Ex-Cook County Land Bank Authority employee gets prison in fraud case

SHARE NOW

(The Center Square) – A former Cook County Land Bank Authority employee facing up to 20 years behind bars for a scheme to buy property at a discount and then resell it through straw buyers was sentenced to a year in prison.

Mustafaa Saleh pleaded guilty to a single count of wire fraud as part of an agreement with federal prosecutors.

Prosecutors previously alleged the former employee of the Cook County Land Bank Authority used straw buyers from 2016 to 2021 to fraudulently buy and resell properties from the government agency on his behalf. Prosecutors alleged Saleh pocketed $172,706 in profits from the deals. Prosecutors said Saleh also created a company that was paid $1 million to provide maintenance to the properties. Because of his ties to the land bank, Saleh wasn’t allowed to have any financial interest in companies contracting with the agency.

In the end, Saleh agreed to forfeit $172,706 in profits from the scheme, according to court records.

Saleh was an asset manager the Cook County Land Bank Authority, a government agency that promotes the redevelopment and reuse of vacant, foreclosed, abandoned, and tax delinquent real estate by buying and transferring the property to private ownership.

The agency sold the real estate at below-market rates and prohibited the buyers from selling or renting a property until it was satisfied that the buyer had improved it to the agency’s standards. Authority employees are prohibited from buying property from the agency unless it would be used for the employee’s primary residence.

Prosecutors had asked the judge to sentence Saleh to 33 months in prison.

“Defendant’s conduct as the leader of this scheme was both significant and longlasting. Over the course of 5 years, defendant took repeated, sustained actions to financially benefit himself. Defendant’s crimes were no one-time mistake or lapse of judgment – the fraud was intricately planned, continuously executed over the course of years, and involved several layers of concealment,” prosecutors wrote in a sentencing memo. “The properties that defendant bought from the CCLBA might have instead gone to an individual in financial need seeking to become a homeowner, who could not otherwise afford a home absent the substantial discounts offered by the CCLBA. That home, in turn, could have served to enrich an honest homeowner by providing long-term financial security. Defendant’s scheme not only circumvented the CCLBA’s goal, but also ensured that any financial benefits would not pour into the communities and people he pledged to serve.”

Prosecutors noted Saleh “enacted his fraud scheme to the detriment of an important government organization and the honest individuals whom it was intended to benefit.”
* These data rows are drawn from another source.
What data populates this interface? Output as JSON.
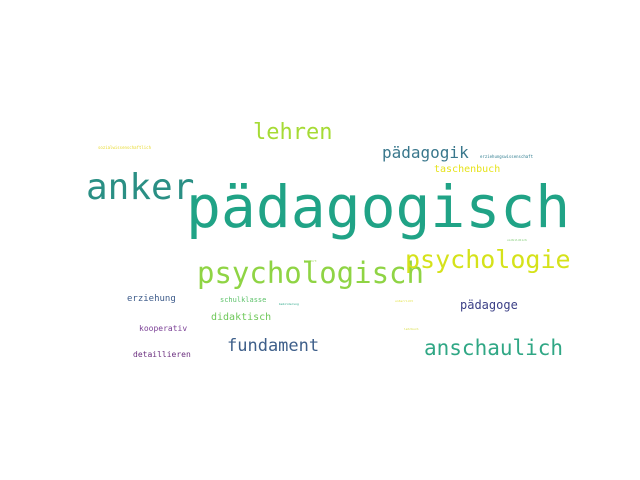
{
  "word_cloud": {
    "words": [
      {
        "id": "w-paedagogisch",
        "text": "pädagogisch",
        "color": "#20a386"
      },
      {
        "id": "w-anker",
        "text": "anker",
        "color": "#2a8f84"
      },
      {
        "id": "w-psychologisch",
        "text": "psychologisch",
        "color": "#8fd444"
      },
      {
        "id": "w-psychologie",
        "text": "psychologie",
        "color": "#d5e21a"
      },
      {
        "id": "w-lehren",
        "text": "lehren",
        "color": "#a6db35"
      },
      {
        "id": "w-paedagogik",
        "text": "pädagogik",
        "color": "#39778c"
      },
      {
        "id": "w-anschaulich",
        "text": "anschaulich",
        "color": "#30a785"
      },
      {
        "id": "w-fundament",
        "text": "fundament",
        "color": "#3e5f8a"
      },
      {
        "id": "w-paedagoge",
        "text": "pädagoge",
        "color": "#3b3f86"
      },
      {
        "id": "w-taschenbuch",
        "text": "taschenbuch",
        "color": "#e6e31c"
      },
      {
        "id": "w-didaktisch",
        "text": "didaktisch",
        "color": "#6fc85a"
      },
      {
        "id": "w-erziehung",
        "text": "erziehung",
        "color": "#3d5b8a"
      },
      {
        "id": "w-schulklasse",
        "text": "schulklasse",
        "color": "#5dc26a"
      },
      {
        "id": "w-kooperativ",
        "text": "kooperativ",
        "color": "#7a3f95"
      },
      {
        "id": "w-detaillieren",
        "text": "detaillieren",
        "color": "#6b2f7f"
      },
      {
        "id": "w-erziehungswissenschaft",
        "text": "erziehungswissenschaft",
        "color": "#2c7b8e"
      },
      {
        "id": "w-tiny-yellow-topleft",
        "text": "sozialwissenschaftlich",
        "color": "#e7d92a"
      },
      {
        "id": "w-tiny-green-1",
        "text": "bewährt",
        "color": "#8fd444"
      },
      {
        "id": "w-tiny-green-2",
        "text": "vorbildlich",
        "color": "#6bc35e"
      },
      {
        "id": "w-tiny-teal",
        "text": "bebilderung",
        "color": "#28a587"
      },
      {
        "id": "w-tiny-yellow-2",
        "text": "lehrbuch",
        "color": "#d6dc3a"
      },
      {
        "id": "w-tiny-yellow-3",
        "text": "unterricht",
        "color": "#dede2a"
      }
    ]
  }
}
Saleh and his attorney, Damon Cheronis, said he didn’t hurt anyone. In a sentencing memo, Cheronis wrote that Selah “used unfortunate and unlawful means to obtain property,” but said he was a good employee and the communities thrived as a result of his self-dealing.

“To that end, Mr. Saleh completed all the work that any other developer would have performed on the six properties at issue, and fully accomplished the mission of the CCLBA by successfully rehabilitating and returning the delinquent properties back into now thriving community assets,” Cheronis wrote in the memo. “To be clear, Mr. Saleh fully recognizes his actions in this case were both wrong and criminal. By obtaining these properties through artifice he violated the trust of his employers and broke the law. This is the odd case where although the means by which Mr. Saleh committed this crime were complicated, there is no monetary loss to the CCLBA. Ethical violations occurred – to be sure – but true economic harm was not wrought on the county.”

Cheronis did not respond to a message seeking comment.

Jessica Caffrey, executive director of the Cook County Land Bank Authority, said the whole agency was a victim.

“The Cook County Land Bank Authority is grateful to the U.S. Attorney’s Office for its thorough investigation of a former employee,” she told The Center Square. “The CCLBA cooperated fully with the U.S. Attorney’s investigation; the agency, board members, executive directors and other staff were victims of this crime and never the subject or target of this investigation.”

U.S. District Judge Andrea Wood sentenced Saleh to one year and a day in prison and required he give up $172,706.